Adie syndrome
(Redirected from Adie pupil)
| Adie syndrome | |
|---|---|
| Synonyms | Adie's tonic pupil, Holmes-Adie syndrome |
| Pronounce | N/A |
| Specialty | N/A |
| Symptoms | Mydriasis, light-near dissociation, absent deep tendon reflexes |
| Complications | None |
| Onset | Typically young adults |
| Duration | Chronic |
| Types | N/A |
| Causes | Unknown, possibly viral infection or autoimmune disorder |
| Risks | More common in women |
| Diagnosis | Clinical examination, pupillary light reflex test |
| Differential diagnosis | Argyll Robertson pupil, Horner's syndrome, third nerve palsy |
| Prevention | N/A |
| Treatment | Pilocarpine drops, glasses for reading |
| Medication | N/A |
| Prognosis | Generally good, symptoms may persist |
| Frequency | Rare |
| Deaths | N/A |
A neurological disorder affecting the pupil of the eye
Adie syndrome, also known as Adie's tonic pupil, is a neurological disorder characterized by a pupil that is larger than normal and reacts slowly to light. It is often associated with absent or diminished deep tendon reflexes. The condition is named after the British neurologist William John Adie.
Signs and symptoms
The primary symptom of Adie syndrome is a tonic pupil, which is a pupil that is abnormally dilated and responds slowly to light. This can lead to difficulties with focusing, especially when transitioning from bright to dim lighting. Patients may also experience blurred vision and sensitivity to light.

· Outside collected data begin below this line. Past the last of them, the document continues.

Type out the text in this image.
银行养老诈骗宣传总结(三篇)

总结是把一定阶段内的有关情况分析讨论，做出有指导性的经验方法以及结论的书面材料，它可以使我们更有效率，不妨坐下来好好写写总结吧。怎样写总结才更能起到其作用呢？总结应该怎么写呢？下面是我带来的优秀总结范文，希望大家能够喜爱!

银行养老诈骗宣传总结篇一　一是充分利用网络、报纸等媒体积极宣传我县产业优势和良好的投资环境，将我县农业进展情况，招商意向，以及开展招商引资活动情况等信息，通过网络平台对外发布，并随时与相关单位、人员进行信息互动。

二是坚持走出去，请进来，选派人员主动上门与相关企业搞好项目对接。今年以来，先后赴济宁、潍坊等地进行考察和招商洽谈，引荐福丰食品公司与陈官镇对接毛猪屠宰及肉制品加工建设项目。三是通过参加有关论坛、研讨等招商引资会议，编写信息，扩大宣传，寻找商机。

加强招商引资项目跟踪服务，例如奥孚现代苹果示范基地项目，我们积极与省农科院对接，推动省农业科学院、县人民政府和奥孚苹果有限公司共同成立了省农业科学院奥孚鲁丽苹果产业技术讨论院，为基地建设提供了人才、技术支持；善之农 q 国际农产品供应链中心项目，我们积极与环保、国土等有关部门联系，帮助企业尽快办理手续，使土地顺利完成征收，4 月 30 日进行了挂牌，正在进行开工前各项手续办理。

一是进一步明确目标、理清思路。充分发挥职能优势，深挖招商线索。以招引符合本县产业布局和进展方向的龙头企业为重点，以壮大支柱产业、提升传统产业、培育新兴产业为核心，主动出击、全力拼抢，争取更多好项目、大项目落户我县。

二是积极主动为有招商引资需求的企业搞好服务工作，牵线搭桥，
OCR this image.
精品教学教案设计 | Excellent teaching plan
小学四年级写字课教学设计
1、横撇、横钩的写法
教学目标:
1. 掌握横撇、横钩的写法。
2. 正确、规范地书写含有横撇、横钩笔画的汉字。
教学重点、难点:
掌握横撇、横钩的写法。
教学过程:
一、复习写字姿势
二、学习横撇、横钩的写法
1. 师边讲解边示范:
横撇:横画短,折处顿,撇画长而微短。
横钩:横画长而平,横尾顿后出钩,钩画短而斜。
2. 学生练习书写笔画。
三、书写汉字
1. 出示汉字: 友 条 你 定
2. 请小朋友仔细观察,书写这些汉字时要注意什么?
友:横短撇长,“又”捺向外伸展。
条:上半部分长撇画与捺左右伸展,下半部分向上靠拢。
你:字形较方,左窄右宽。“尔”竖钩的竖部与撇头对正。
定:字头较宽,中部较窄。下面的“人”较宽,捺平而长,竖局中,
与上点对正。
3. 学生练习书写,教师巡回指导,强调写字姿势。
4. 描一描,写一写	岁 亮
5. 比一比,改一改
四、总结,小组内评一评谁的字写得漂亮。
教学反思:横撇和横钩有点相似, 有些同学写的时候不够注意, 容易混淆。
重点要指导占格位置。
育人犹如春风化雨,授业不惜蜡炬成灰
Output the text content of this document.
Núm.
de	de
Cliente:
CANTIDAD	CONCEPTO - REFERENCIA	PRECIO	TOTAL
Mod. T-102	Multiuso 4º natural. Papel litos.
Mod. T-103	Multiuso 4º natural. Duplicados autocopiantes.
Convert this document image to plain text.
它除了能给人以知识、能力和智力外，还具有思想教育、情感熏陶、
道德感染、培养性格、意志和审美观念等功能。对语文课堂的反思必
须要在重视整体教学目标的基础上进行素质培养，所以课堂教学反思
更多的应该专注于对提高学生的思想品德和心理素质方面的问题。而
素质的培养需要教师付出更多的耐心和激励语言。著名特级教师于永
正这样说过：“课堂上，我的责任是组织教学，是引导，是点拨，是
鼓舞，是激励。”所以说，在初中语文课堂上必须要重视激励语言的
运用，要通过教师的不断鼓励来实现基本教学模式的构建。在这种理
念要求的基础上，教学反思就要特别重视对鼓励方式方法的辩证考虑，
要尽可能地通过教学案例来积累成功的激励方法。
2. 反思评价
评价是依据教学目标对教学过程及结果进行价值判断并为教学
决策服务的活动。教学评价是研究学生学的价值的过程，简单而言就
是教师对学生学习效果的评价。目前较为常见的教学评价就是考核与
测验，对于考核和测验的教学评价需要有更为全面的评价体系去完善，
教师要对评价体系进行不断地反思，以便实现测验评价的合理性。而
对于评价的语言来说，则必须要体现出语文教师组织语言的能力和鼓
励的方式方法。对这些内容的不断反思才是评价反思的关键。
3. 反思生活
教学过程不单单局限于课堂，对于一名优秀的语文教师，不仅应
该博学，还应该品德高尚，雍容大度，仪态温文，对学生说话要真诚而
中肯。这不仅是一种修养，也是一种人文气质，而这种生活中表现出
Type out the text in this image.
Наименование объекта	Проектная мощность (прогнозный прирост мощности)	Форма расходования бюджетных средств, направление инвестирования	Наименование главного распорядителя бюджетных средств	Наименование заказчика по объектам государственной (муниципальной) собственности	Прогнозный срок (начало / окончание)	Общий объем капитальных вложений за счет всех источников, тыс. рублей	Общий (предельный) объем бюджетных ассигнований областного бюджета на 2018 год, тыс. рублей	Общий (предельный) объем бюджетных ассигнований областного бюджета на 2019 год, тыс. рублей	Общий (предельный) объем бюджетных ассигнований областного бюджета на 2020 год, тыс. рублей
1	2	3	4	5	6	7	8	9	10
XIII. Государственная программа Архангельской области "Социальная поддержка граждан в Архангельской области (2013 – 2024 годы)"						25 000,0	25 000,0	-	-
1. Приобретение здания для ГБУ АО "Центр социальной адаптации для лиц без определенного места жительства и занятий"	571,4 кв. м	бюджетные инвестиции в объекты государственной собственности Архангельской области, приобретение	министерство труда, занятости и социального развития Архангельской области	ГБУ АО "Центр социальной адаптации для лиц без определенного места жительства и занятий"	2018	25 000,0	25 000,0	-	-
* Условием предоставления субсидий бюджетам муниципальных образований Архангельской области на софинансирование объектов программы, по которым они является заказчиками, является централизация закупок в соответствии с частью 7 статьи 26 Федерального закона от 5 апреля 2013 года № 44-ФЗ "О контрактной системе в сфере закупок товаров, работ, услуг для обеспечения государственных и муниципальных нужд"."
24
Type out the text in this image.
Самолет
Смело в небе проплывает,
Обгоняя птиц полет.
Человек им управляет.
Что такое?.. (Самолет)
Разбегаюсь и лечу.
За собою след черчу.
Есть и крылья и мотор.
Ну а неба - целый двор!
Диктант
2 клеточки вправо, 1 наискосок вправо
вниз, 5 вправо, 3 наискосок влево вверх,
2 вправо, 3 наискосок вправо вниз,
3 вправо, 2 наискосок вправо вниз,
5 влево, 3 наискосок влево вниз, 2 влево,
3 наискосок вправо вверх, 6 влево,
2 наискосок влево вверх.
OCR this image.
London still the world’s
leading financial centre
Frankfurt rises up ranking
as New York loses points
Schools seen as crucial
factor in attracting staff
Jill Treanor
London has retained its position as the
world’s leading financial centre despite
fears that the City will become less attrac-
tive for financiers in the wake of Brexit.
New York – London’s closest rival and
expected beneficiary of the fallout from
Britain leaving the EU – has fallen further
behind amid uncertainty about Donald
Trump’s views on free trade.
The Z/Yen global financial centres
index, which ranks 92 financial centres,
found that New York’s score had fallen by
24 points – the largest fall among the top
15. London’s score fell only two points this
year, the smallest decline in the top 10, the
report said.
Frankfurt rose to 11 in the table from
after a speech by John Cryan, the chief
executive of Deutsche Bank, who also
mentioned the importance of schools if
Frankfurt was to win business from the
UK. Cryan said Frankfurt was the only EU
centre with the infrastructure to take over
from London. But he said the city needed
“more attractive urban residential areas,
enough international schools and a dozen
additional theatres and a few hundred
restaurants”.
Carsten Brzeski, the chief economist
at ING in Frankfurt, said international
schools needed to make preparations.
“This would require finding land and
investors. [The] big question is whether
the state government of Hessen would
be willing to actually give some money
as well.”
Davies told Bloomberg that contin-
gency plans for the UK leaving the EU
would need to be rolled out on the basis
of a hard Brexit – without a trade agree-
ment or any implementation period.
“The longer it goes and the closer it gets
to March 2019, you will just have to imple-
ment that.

In addition to the ocular symptoms, individuals with Adie syndrome often exhibit diminished or absent deep tendon reflexes, particularly in the Achilles tendon. This combination of symptoms is sometimes referred to as Holmes-Adie syndrome.
Causes
The exact cause of Adie syndrome is not well understood, but it is believed to result from damage to the postganglionic fibers of the parasympathetic nervous system that innervate the eye. This damage may be due to a viral or bacterial infection, trauma, or other unknown factors.
Diagnosis
Diagnosis of Adie syndrome is primarily clinical, based on the characteristic presentation of a tonic pupil and absent reflexes. A thorough eye examination is conducted, and pharmacological testing with dilute pilocarpine may be used to confirm the diagnosis. In Adie syndrome, the affected pupil will constrict more than the normal pupil when exposed to dilute pilocarpine.
Treatment
There is no cure for Adie syndrome, but treatment focuses on managing symptoms. Reading glasses may be prescribed to help with focusing difficulties. In some cases, pilocarpine eye drops are used to constrict the pupil and improve vision. Patients are also advised to protect their eyes from bright light.
Prognosis
Adie syndrome is a benign condition, and while the symptoms can be bothersome, they do not typically lead to serious complications. Over time, the affected pupil may become smaller and less reactive, and reflexes may partially return.